EU-Ausschuss des Bundesrats beschließt Mitteilung zum Kommissionsvorschlag

Wien (OTS/ÖVP-PK) - Die EU-Kommission hat eine Verordnung des Europäischen Parlaments und des Rates über die "elektronische Identifizierung und Vertrauensdienste für elektronische Transaktionen im Binnenmarkt" vorgeschlagen, die heute im EU-Ausschuss des Bundesrats behandelt wird. "Vor allem für Unternehmen wird eine ganz Bandbreite an Abwicklungen wie Bestellungen, Kontakte mit Behörden und auch internationale Ausschreibungen erleichtert und die Sicherheit erhöht. Die einfachere grenzüberschreitende Nutzung von Online-Diensten ist ein maßgeblicher Schritt zur Verwirklichung eines vollständigen, digitalen Binnenmarktes", sagte heute Mittwoch, der Vorsitzende im EU-Ausschuss des Bundesrats Edgar Mayer.

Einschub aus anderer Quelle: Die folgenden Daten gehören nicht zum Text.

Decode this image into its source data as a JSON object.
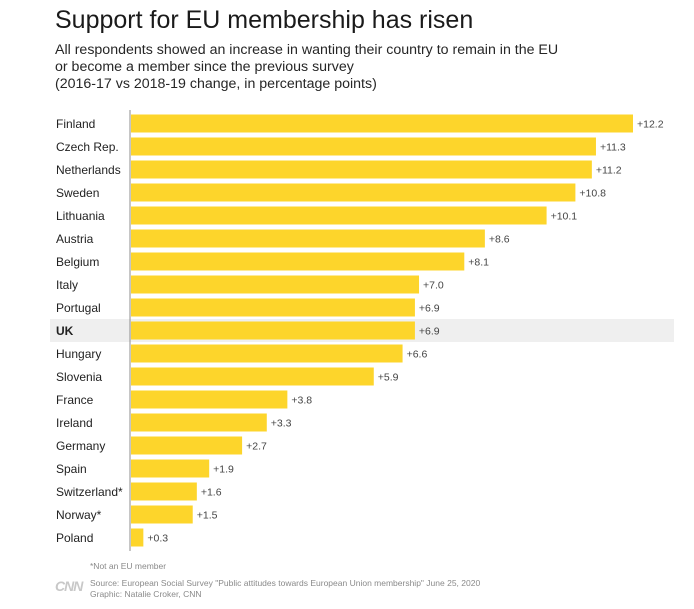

Der Bundesrat wird dazu eine Mitteilung beschließen, die eine einheitliche Regelung im Bereich der elektronischen Identifizierung und Vertrauensdienste für elektronische Transaktionen im Binnenmarkt ebenso positiv bewertet wie die Einführung gemeinsamer Sicherheitsstandards. Die verpflichtende Einhaltung dieser Standards solle zudem auch in der Hand der Mitgliedstaaten bleiben. Darüber hinaus müsse insbesondere auf eine praxisgerechte Ausgestaltung der Rahmenbedingungen geachtet werden.

Die Mitteilung des Bundesrats geht auch kritisch auf die im Vorschlag vorgesehene Möglichkeit ein, Änderungen beim Sicherheitsniveau in Form eines delegierten Rechtsaktes vorzunehmen. Einheitliche Sicherheitsniveaus könnten dann ohne Mitwirkung der Mitgliedstaaten geändert werden. Dies sollte laut dem EU-Ausschuss noch einmal überdacht werden.
Der Vorschlag ist insgesamt ein weiterer wichtiger Schritt zur Nutzung moderner Informations- und Kommunikationstechnologien (IKT). "Durch die vorhandenen technischen Möglichkeiten kann verstärkt auf die Bedürfnisse der Nutzerinnen und Nutzer eingegangen werden. Der herkömmliche Weg zum Fax - beispielsweise bei internationalen Verträgen - ist dann Geschichte", schloss Mayer.